The ruling comes in the case of Gregory Tyler, who pleaded guilty to robbing a TCF bank, but appealed his 10-year prison sentence.
A federal judge in St. Paul ruled Tyler's previous conviction for fleeing a police officer in a motor vehicle was a crime of violence, which qualified him as a career offender and meant more prison time.
Tyler appealed, and by a vote of 2-1, a panel of the 8th Circuit Court of Appeals sided with him.
Writing for the majority, Judge Bobby Shepherd said Minnesota's statute requires "only that a perpetrator increase speed, extinguish motor vehicle headlights or taillights, refuse to stop...with intent to attempt to elude a peace officer."
"While such actions are admittedly disobedient, they do not necessarily translate into a serious potential risk of physical injury," he wrote.
He added that the majority didn't believe that turning off headlights or taillights to avoid being pulled over means "to act violently toward others." As a result, Tyler will be resentenced.
Writing in dissent, Judge Stephen Limbaugh, Jr. disagreed and called the majority's view a "recipe for disaster." Limbaugh said when a motorist flees a police officer, a chase ensues followed by a confrontation.
"By his actions, the fleeing offender has converted his vehicle to a dangerous instrumentality.
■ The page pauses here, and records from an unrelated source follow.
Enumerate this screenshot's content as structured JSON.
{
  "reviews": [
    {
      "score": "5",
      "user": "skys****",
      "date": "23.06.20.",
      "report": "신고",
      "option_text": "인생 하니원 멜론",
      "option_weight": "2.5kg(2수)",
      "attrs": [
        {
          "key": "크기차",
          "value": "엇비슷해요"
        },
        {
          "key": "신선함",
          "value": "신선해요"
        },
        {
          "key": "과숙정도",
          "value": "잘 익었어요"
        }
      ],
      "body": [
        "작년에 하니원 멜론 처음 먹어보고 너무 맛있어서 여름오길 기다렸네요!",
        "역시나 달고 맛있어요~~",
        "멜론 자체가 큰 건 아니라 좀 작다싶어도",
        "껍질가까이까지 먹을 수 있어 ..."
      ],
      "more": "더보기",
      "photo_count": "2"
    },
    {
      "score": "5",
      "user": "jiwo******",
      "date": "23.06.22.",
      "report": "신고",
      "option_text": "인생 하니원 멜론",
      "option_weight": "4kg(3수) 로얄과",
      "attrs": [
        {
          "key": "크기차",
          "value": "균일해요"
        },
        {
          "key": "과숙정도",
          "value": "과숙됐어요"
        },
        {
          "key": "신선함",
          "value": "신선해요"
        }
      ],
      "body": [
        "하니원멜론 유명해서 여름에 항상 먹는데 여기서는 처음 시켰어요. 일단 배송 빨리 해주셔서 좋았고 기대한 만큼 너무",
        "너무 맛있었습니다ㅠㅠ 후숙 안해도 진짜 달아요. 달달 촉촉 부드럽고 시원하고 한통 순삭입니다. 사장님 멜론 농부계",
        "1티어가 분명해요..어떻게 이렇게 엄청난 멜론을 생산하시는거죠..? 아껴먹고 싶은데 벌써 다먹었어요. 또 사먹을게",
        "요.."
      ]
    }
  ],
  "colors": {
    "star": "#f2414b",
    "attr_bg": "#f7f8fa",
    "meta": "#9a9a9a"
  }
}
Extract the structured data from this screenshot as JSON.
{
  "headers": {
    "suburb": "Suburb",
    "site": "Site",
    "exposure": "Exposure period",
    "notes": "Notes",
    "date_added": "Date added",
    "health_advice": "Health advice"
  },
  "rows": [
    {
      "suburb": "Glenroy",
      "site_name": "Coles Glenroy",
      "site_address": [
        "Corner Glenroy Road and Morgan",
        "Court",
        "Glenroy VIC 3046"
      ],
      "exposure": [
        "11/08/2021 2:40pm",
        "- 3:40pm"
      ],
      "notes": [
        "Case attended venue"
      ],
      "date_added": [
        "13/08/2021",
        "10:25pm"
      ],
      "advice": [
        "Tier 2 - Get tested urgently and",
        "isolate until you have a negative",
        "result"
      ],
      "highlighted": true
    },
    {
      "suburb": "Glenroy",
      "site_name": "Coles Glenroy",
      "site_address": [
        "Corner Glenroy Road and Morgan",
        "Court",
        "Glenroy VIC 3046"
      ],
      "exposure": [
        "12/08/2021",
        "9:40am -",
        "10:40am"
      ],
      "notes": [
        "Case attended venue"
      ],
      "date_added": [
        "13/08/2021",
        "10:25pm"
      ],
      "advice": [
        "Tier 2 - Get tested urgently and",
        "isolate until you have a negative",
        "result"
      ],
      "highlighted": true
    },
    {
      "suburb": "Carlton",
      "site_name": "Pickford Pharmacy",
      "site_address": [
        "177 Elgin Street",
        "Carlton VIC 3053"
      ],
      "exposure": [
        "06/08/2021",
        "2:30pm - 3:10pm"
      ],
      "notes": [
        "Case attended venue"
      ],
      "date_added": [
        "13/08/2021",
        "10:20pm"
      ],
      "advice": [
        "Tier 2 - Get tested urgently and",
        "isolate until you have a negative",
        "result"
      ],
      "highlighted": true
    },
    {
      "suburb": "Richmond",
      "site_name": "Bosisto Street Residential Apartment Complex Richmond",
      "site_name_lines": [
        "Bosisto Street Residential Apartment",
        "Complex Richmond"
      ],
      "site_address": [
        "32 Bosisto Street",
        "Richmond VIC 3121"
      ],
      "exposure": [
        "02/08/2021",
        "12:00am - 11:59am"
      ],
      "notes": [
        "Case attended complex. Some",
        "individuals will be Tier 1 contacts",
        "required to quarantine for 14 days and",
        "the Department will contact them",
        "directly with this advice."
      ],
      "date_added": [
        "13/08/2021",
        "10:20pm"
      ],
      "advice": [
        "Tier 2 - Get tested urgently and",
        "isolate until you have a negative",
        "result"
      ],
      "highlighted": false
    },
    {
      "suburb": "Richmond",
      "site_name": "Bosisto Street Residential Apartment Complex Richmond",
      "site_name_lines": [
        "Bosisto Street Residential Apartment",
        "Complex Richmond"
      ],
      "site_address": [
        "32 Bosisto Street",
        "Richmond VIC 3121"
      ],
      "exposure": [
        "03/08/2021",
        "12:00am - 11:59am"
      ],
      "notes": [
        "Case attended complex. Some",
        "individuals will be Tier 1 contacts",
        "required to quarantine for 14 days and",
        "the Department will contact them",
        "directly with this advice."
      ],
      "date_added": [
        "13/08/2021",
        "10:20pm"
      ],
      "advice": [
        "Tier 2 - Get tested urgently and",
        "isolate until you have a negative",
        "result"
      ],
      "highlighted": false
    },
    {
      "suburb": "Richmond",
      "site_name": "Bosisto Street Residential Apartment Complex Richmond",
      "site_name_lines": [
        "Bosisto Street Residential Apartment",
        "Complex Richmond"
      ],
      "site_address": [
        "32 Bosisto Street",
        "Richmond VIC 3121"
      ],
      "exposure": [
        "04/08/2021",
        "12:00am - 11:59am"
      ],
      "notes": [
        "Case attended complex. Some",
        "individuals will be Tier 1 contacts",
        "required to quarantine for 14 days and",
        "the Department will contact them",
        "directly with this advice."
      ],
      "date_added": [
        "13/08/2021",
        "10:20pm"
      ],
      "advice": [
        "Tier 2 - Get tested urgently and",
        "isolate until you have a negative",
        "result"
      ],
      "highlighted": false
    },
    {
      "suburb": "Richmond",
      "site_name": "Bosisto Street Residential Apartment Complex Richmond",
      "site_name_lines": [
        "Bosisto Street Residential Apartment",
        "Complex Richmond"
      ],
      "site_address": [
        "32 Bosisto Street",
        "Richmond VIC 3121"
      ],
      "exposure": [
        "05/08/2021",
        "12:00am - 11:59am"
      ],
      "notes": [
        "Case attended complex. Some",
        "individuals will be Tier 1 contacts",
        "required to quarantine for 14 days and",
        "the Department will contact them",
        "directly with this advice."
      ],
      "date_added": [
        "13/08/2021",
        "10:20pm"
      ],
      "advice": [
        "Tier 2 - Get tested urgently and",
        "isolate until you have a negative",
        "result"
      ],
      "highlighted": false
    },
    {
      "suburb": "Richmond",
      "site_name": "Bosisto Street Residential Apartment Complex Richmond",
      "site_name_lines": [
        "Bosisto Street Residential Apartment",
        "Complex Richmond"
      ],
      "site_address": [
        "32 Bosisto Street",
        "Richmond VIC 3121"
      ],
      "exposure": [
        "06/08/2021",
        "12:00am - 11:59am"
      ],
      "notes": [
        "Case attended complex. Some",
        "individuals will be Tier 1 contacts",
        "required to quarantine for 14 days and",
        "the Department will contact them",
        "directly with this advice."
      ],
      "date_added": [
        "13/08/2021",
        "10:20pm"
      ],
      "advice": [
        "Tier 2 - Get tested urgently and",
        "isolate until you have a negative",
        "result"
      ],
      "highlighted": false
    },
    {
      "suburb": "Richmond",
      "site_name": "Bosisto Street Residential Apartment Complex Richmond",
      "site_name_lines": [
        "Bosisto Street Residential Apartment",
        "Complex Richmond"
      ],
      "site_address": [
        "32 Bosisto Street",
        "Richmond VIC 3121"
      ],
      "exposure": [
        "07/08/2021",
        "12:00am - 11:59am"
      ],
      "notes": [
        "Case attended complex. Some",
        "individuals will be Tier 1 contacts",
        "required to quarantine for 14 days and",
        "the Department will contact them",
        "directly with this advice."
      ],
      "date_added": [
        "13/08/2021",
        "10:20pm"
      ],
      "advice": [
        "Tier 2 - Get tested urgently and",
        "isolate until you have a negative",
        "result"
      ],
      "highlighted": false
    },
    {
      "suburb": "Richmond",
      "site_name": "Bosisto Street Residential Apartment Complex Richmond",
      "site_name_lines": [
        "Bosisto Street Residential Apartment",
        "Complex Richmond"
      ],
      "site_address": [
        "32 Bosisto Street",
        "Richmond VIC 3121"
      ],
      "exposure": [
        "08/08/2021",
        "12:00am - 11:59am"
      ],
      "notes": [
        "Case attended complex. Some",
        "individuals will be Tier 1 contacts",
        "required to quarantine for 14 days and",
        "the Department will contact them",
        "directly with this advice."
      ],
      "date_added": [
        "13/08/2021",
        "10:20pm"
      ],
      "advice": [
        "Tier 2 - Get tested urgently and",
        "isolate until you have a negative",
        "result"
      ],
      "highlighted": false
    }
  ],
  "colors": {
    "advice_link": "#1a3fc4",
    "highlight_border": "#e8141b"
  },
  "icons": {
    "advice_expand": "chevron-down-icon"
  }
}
And the pedestrians, bystanders, and other drivers who happen on the scene, not to mention the police themselves, are faced with a serious risk of physical injury," Limbaugh wrote.
There are differences among various regions of the country as to whether fleeing law enforcement in a motor vehicle qualifies as a violent crime.
For example, in Florida the offense is not classified as a violent crime. In Michigan, which has a law similar to Minnesota, it is considered a violent crime.